SoftBank Ventures Asia, BRV Capital, Vertex Growth, BOND, Korea Development Bank, IMM Investment and Mirae Asset Capital led a $182m Series D funding round in oHouse, an all-in-one lifestyle platform enabling customers to easily source & purchase goods for their homes.
"Today, we’ve grown into a global platform that brings users together to inspire one another to transform their lives. We’re creating solutions that can help our global user base with every design and style related challenge that they’re facing, whether it be remodeling a bathroom, planning a dinner party or setting-up a home theater system," Seungjae Lee, oHouse Founder and CEO.
oHouse was advised by Edelman.
Alibaba, a provider of online and mobile commerce businesses, completed a $379m investment in Lazada, a developer of an online shopping and selling marketplace.
Alibaba plans to expand Lazada to Europe in order to diversify its growth as competition has heated up in China. Alibaba already has a presence in Europe through AliExpress, which makes cross-border sales from China.
JIC Venture Growth, an investment fund manager, and Mars Growth Capital, a venture capital fund, led a $120m Series C+ funding round in Synqa, a payments startup formerly known as Omise.
The proceeds will be used to expand its footprint and lineup of products. It currently offers online payment processing for 7k merchants, including major brands such as McDonald's and Toyota, in Thailand, Singapore, Malaysia, Indonesia and Japan. Online or off, many shoppers in the region have become users of its services without knowing, due to its nature as a background service provider.
Reliance Industries steps up M&A in retail and renewables push.
Mukesh Ambani’s Reliance Industries, an Indian multinational conglomerate company, spent almost $1bn in the Q1, 2022, on investments in renewable energy, fashion and ecommerce companies as the conglomerate works to diversify away from fossil fuels, FT reported.

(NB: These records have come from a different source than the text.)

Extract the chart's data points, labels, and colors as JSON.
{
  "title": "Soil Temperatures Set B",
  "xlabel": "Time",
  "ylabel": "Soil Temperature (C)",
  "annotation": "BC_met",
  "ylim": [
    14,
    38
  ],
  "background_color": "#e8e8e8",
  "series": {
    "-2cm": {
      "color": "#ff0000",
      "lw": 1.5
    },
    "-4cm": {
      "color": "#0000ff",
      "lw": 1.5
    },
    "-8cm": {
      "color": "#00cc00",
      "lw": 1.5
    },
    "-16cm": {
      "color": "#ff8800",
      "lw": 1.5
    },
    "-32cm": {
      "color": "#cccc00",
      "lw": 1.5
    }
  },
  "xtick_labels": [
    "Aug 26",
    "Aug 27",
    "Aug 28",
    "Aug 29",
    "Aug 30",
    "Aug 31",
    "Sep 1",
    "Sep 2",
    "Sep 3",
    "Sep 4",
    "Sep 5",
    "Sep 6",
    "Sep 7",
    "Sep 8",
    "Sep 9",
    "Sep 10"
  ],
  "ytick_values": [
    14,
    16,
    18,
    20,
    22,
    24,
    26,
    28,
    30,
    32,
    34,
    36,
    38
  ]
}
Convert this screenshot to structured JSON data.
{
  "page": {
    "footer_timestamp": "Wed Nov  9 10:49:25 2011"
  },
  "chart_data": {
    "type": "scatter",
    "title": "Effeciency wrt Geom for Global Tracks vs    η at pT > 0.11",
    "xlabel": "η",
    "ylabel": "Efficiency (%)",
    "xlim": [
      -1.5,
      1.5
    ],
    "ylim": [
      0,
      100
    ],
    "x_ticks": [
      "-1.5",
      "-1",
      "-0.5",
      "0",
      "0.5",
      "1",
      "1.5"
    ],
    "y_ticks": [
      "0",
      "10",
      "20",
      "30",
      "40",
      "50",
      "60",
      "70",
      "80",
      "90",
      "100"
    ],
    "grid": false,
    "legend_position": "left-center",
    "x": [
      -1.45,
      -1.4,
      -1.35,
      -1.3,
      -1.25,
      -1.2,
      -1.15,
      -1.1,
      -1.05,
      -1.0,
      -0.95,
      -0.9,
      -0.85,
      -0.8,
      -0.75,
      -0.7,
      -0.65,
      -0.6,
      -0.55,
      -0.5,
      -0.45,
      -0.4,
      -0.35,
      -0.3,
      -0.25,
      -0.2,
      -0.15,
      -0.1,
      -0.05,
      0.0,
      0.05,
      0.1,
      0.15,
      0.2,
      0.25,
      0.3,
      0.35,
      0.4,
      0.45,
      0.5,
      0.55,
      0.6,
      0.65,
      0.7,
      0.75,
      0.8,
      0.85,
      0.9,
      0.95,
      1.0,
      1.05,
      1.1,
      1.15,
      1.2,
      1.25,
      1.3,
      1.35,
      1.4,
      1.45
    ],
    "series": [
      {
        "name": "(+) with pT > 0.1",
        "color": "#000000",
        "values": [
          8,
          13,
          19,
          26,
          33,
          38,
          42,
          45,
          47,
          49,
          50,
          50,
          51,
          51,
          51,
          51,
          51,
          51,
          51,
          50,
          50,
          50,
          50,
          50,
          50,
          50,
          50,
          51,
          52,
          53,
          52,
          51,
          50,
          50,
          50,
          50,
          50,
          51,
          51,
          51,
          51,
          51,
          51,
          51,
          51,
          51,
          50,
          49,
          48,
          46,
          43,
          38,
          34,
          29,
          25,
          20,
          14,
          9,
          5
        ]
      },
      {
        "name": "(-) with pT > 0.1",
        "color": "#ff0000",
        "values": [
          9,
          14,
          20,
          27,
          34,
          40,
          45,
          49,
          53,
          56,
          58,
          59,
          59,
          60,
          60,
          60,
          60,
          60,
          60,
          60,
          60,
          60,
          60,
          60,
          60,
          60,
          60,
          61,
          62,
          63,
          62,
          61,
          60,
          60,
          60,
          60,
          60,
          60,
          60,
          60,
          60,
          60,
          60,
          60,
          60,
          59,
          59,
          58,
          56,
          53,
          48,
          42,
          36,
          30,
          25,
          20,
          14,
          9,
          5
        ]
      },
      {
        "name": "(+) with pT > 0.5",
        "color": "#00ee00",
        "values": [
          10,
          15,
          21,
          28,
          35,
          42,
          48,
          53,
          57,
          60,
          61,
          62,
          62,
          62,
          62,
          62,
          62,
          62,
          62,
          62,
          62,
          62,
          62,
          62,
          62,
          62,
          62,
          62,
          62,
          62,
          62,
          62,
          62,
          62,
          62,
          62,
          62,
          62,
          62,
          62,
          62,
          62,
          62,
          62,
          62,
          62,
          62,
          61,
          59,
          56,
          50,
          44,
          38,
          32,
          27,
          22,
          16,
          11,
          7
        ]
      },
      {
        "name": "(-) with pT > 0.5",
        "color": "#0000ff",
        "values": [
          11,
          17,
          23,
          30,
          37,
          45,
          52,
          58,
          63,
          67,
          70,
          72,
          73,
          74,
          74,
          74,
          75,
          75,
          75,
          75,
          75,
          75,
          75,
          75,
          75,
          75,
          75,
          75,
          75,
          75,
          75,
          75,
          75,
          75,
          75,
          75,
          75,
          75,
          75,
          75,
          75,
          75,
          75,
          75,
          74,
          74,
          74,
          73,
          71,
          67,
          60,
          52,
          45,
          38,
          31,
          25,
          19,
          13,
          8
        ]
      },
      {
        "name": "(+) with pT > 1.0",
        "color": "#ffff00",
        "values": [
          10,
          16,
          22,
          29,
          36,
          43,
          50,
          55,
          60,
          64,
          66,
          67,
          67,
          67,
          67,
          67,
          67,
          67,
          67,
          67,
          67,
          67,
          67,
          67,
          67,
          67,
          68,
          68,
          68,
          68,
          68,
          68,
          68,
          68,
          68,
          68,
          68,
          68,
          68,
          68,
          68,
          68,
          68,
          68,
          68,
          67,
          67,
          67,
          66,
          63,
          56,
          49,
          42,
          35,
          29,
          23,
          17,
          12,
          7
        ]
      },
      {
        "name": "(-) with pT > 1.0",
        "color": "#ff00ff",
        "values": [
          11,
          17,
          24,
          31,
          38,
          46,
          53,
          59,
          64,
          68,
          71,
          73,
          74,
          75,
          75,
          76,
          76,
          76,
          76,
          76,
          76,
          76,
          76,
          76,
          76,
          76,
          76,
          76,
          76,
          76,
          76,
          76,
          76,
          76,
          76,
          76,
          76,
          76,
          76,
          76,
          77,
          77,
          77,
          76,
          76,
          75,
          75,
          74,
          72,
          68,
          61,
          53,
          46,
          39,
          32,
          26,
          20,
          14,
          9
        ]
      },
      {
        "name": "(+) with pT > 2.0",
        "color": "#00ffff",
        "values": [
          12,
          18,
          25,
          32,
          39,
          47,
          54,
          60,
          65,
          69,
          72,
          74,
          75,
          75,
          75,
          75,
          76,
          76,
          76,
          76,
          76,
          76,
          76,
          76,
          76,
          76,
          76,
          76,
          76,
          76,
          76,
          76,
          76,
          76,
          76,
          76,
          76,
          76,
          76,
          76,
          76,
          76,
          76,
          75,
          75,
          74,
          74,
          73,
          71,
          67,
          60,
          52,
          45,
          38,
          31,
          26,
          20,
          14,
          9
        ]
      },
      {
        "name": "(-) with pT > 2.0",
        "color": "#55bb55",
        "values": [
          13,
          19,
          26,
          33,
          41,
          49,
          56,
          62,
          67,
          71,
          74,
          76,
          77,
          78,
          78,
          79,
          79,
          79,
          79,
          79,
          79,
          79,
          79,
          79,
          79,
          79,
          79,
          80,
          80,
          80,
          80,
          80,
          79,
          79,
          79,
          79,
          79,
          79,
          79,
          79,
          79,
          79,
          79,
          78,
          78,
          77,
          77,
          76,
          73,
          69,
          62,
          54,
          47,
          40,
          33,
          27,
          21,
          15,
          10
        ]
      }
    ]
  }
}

Reliance Industries is increasingly relying on acquisitions to fuel its expansion and take on Gautam Adani, an industrialist with one of the country’s largest renewables portfolios.
Giant Biogene files for Hong Kong IPO.
Giant Biogene Holding, a collagen-based skincare products supplier, filed for a Hong Kong IPO, joining the growing list of Chinese companies seeking to tap into global capital through the financial hub as they shy away from increasingly problematic US listings, DealStreetAsia reported.
The firm filed its prospectus to the HKEX on May 5, 2022, revealing that its revenue has grown for three consecutive years and increased by almost two thirds to $233m in 2021.
Foreign investors shun India’s biggest IPO over market risks.
On the whole, Bloomberg reported that foreign institutional investors have steered clear of India’s biggest share sale, deeming it too expensive given currency risks and the global market backdrop.
With just hours to go until the end of the subscription period for the $2.7bn IPO of LIC, an Indian statutory insurance and investment corporation, foreign institutional funds have ordered merely 8% of the shares set aside for all institutional buyers.
Bursa Malaysia sees strong IPO momentum on liquidity support.
Muhamad Umar Swift, Bursa Malaysia CEO, said that the pipeline for Malaysia's IPO is likely to remain strong for the rest of the year as excess cash buoys demand, Bloomberg reported.
"Our lead stream is strong, we have pent-up availability, the market support for IPOs this year has been very good. There is still a lot of liquidity in the Malaysian market chasing new offerings," Muhamad Umar Swift, Bursa Malaysia CEO.